When people talk about comfort zones, I get the feeling that they're talking about taking risks. Whether that's in a career or hobbies or even relationships. I've always been a risk taker. I'm not scared to take a chance. I've moved many places, quit many jobs, joined different organizations, and introduced myself to all types of people. Basically... #cantrelate
However, now that I'm in my thirties, I can see that I do have comfort zones, but not in the traditional sense. My comfort zone is my appearance.
Whew..that was hard to write out. Blame Brene Brown and her talks on courage and vulnerability! If you haven't seen her Ted Talk or Netflix special...go watch it now!
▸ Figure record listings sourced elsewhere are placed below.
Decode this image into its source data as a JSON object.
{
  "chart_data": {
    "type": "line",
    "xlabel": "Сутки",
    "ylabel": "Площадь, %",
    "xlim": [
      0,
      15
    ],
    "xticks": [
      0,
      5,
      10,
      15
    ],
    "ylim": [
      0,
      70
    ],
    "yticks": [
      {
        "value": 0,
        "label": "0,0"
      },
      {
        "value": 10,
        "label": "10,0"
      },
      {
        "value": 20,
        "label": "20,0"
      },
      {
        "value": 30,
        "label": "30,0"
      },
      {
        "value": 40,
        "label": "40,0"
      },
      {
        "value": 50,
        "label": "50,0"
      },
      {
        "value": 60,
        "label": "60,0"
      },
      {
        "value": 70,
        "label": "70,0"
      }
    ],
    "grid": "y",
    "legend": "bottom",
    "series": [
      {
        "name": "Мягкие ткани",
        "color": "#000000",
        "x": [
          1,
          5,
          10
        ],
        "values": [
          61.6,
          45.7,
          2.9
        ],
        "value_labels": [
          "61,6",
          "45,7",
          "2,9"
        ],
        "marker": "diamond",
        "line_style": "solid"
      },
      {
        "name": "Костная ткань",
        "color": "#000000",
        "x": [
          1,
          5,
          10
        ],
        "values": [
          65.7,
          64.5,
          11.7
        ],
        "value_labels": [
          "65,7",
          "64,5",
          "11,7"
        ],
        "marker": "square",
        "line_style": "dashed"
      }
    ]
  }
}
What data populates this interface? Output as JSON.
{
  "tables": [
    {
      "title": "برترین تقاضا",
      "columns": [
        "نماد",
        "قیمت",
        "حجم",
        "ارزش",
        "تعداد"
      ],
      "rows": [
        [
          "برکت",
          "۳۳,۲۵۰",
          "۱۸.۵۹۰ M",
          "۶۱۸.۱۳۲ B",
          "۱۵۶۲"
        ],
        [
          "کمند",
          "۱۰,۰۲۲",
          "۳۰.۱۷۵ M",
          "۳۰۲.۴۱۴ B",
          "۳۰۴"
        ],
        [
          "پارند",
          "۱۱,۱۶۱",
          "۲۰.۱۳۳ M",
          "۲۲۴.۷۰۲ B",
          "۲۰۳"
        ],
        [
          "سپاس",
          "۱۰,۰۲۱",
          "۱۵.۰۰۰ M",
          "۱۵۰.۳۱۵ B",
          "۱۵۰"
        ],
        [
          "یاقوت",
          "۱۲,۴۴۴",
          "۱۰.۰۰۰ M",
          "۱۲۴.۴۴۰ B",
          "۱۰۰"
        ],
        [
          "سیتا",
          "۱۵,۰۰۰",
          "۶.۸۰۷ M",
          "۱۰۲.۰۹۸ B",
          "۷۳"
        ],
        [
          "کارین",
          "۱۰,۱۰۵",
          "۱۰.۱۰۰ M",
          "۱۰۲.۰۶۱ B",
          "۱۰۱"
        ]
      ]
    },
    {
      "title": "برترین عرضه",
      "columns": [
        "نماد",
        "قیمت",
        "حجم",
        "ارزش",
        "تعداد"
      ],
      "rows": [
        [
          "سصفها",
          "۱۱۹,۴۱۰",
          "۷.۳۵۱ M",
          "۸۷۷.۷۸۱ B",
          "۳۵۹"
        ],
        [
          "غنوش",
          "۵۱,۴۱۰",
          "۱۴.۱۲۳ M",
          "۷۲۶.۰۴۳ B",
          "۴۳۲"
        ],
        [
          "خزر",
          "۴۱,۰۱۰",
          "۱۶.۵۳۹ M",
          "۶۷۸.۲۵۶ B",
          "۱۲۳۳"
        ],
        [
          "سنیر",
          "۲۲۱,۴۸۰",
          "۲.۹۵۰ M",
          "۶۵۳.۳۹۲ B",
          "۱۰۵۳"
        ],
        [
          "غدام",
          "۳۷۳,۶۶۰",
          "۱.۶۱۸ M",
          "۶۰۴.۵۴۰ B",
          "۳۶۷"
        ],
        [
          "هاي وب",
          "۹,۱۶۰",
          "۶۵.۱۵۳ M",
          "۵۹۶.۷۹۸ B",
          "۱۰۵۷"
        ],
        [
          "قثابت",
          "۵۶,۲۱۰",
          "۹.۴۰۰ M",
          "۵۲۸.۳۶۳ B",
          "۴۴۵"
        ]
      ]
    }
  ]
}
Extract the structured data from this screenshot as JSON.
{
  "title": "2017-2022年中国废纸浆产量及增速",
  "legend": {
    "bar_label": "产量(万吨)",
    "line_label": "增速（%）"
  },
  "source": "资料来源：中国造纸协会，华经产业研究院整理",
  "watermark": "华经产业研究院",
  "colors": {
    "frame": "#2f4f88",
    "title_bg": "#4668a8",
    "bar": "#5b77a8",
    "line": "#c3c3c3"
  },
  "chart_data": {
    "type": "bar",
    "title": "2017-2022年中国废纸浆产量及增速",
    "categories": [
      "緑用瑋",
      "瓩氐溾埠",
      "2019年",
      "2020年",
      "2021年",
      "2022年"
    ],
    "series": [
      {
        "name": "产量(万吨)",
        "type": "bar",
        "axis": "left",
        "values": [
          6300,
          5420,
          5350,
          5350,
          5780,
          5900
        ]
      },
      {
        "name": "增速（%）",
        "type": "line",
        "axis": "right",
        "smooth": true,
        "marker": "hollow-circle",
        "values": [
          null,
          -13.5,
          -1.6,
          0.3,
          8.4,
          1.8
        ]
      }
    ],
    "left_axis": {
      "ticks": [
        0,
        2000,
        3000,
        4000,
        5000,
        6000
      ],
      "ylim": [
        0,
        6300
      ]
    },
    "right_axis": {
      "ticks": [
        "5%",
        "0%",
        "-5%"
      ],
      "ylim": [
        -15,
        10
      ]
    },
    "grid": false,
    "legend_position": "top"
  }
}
I play it small when it comes to my looks. I wear minimal makeup. I don't dress flashy. I rarely get my nails done. I do basic hairstyles. Whatever I can do to get as little attention as possible, I pursue it. Seriously. I look in the mirror and say I just want to cover up these dark undereyes and fill in my brows.
This would be okay if this is actually how I wanted to look, but it's not and never really has been. I just fell into this (sorta like my career but that's another post). I can't pinpoint when it was that I stepped into the background in that department, but I want to say it has a lot to do with my university. I went to Howard in DC, which is known for it's fashionable yard and beautiful women of color. It's an intimidating school to attend. You can be as cute as a button, but there's always going to be someone cuter than you. Completely okay, but I think I fell into the mindset of, "well since I'm not going to be the best person in the room, I might as well not be there while being there." Then there's no expectation. What a warped way to think?
And now here I am. Typically the only Black woman in the room and I still play it small with my looks. I get nervous wearing my natural hair despite being natural for almost 9 years. I don't like to switch up my hair, because I don't like compliments. Well I do like compliments, but I don't like to accept them. Well I do like to accept them, I just don't want people to know.
When you got to a college with a lot of beautiful women who know they're beautiful, it makes it hard to also consider yourself beautiful when you know you don't look or even feel like they do. Now that I'm aging and really coming into my own, I want to look and feel beautiful too. And I don't want to care about the other beautiful woman in the room because I know I can share the spotlight with her.